Tuesday, October 08, 2013

Pride and Prejudice

Published in 1813, Jane Austen’s “Pride and Prejudice” remains one of the most popular novels in English literature and usually can be found in the top 10 lists of “most beloved books.”

What better way for Sacramento Theater Company to celebrate the 200th anniversary of the publication of Austen’s novel than to mount an adaptation of the story by Joseph Hanreddy and J.R. Sullivan, directed by Michael Stevenson. It is currently on the main stage, the first in STC’s “Season of Adventure, Rhythm and Romance.”

The new production sparkles with the excitement of the five adolescent daughters of Mr. Bennet (Matt K. Miller) and Mrs. Bennet (Jamie Jones), each looking for the perfect mate. (“It is a truth universally acknowledged, that a single man in possession of a good fortune, must be in want of a wife.”) They are all positively giddy at the notion of handsome young Mr. Bingley (Matt Surges) moving in next door (“next door” being a relative term, since it is a 3-mile walk).

Jones dominates as the social-climbing matron, determined that her daughters should marry well and keep her from the poor house in the event of her husband’s untimely demise. She gives a very funny performance and ricochets easily from overbearing wanna-be mother-in-law to attacks of the nerves when things aren’t going quite the way she expects them to.

As Mr. Bennet, Miller is sardonically patient with his emotionally flighty wife, obviously head over heels in love with his daughters, and a doting if teasing father who is the solid center of the family.

Brittni Barger is 20-year-old Elizabeth, the second-oldest daughter, around whom the plot revolves. She is intelligent, attractive and honorable, but quick to judge people at first appearance. Barger delivers a delightful performance, though her high-pitched, rapid-fire British accent is sometimes difficult to understand (a condition that afflicted most of the women in the cast, with the exception of Tara Henry, as Elizabeth’s cousin Charlotte Lucas).

Ryan Snyder is Mr. Darcy, one of the most appealing, unapproachable heroes of classic British literature. He is aloof, withdrawn, arrogant and unwilling to mingle with those he believes are his inferiors (“She is tolerable; but not handsome enough to tempt me …”). Snyder is such a perfect Darcy that his ultimate admission of his feelings for Elizabeth in the end bring relief to nearly every woman in the audience.

Elizabeth’s older sister, Jane, is played by Rebecca Scott. Jane is the most beautiful girl in the neighborhood, though not as saucy as her younger sister, and was once described by journalist/author Anna Quindlen as “sugar to Elizabeth’s lemonade.” She has an off-again, on-again relationship with the wealthy Mr.
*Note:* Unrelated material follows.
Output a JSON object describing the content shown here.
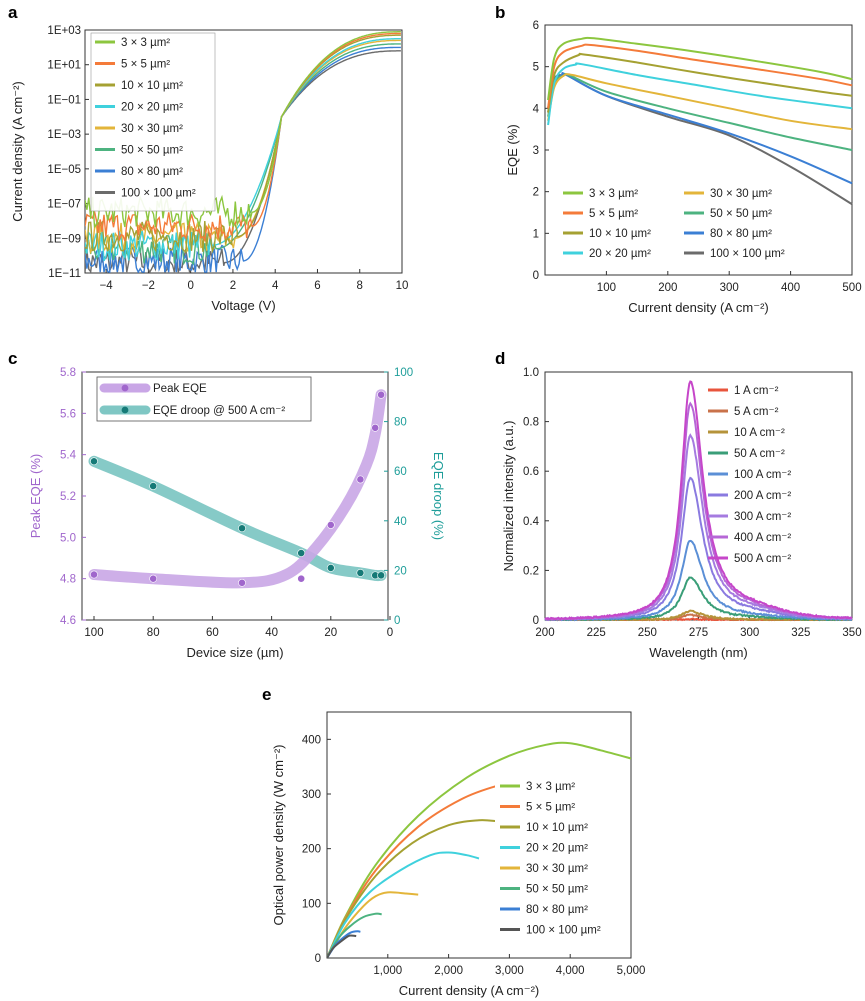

Bingley (Matt Surges), mostly because of the discrepancy in their ranks. In the end, of course, love conquers all.

Brent Bianchini is Mr. Wickham, a longtime friend of Mr. Darcy, who appears charming and desirable, though his duplicitous nature is eventually uncovered.

John Lamb gives an outstanding performance as Mr. Collins, Mr. Bennet’s clergyman cousin and heir to his estate. He is “not a sensible man, and the deficiency of nature had been but little assisted by education or society.” A self-absorbed man, he is deliciously slimy and Mr. Bennet’s relief at Elizabeth’s rejection of Collins’ proposal is understandable. Collins ultimately marries Charlotte, who does not love him, but marries him for financial security.
The younger Bennet girls are double-cast and were played on opening night by Lily Rushing (alternating with Julia Fisk) as Kitty, Tori Johnson (alternating with Bella Coppola) as Lydia and Ally Boulas (alternating with Arcadia German) as Mary.

Kristine David is Mr. Bingley’s snobbish sister Caroline, herself attracted to Mr. Darcy, and trying to thwart any affections he may harbor for Elizabeth.

Costume designer Jessica Minnihan has created a beautiful collection of sherbet-colored gowns that complement each other beautifully and make a lovely visual.

Hanreddy and Sullivan have succeeded in the difficult task of moving a popular classic novel to the stage, keeping most of the characters intact and remaining faithful to the tone the author intended. Fans of this story will not be disappointed and will, in fact, be enchanted with the Sacramento Theatre Company’s vision.